As investors, we take a pragmatic view, with a focus on “will” and “could” rather than being locked on “should”. With this in mind, we think it is quite likely that the NEG will get up, but it is not the bi‑partisan panacea that will resolve the future challenges of the electricity sector.


Having got that off my chest – you ask – but what would you do instead?


If I was in Minister Frydenberg’s position, I would change the focus to an explicit plan for the orderly replacement of the energy and dispatchability currently provided by the aging coal fleet (and an important acknowledgement on this, this isn’t my idea, others have suggested this over the past six months). This could be achieved through a sequence of reverse auctions implemented over the next 20 years. These auctions could be staged, with relatively small amounts in the near term (which allows the potential testing of different generation technologies) and larger amounts as we get closer to the expected shutdown dates.


The advantages of this approach are:


  • It delivers a clear plan for ensuring reliability through the replacement of the aging coal fleet;

  • It promotes competition and low-cost solutions through an auction process. These auctions could be structured to allow a broad range of technologies to compete.

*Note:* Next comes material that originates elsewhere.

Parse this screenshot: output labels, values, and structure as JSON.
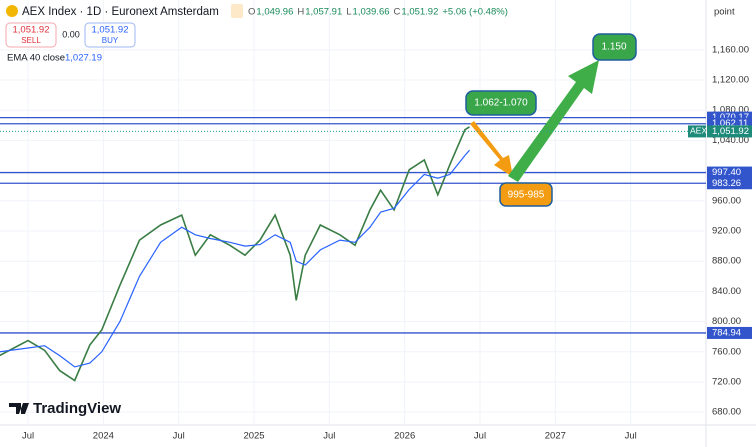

  • It spreads the construction activity of replacing a large portion of the NEM generation capacity over a longer period. In our view, this is very important. One of the lessons from the development of the various LNG trains in Australia, is that building multiple very large similar infrastructure projects at the same time, results in intense competition for resources and workers. This drives cost blowouts that permanently inflate the cost of those infrastructure assets. If the LNG train development had been staged – I would claim that the cost of each would have been 20% plus lower (and, possibly we would have also figured out that we didn’t need as many as we ended up building).

  • It has the by-product of bringing a range of new generation capacity into the market that is not controlled by the big-3 vertically integrated “gentailers”. Restoring the separation between generation and retailing markets is likely to be a positive for competition and consumers.

However, this approach is not without its own downsides:


  • It inherently involves bringing forward the replacement of the coal fired plants and, hence, effectively creating subsidised excess capacity prior to the closure of the coal plants.

  • It risks government misestimating the ultimate amount of capacity required and the construction of more capacity than required. Electricity demand may end up lower than we think – for example, due to the take-up of embedded generation. This is a genuine issue – the history and incentives for regulators (such as AEMO) is that they overestimate demand (mainly because the political consequences of a shortfall (and, hence, high prices and maybe even blackouts) are much worse than the alternative (excess supply).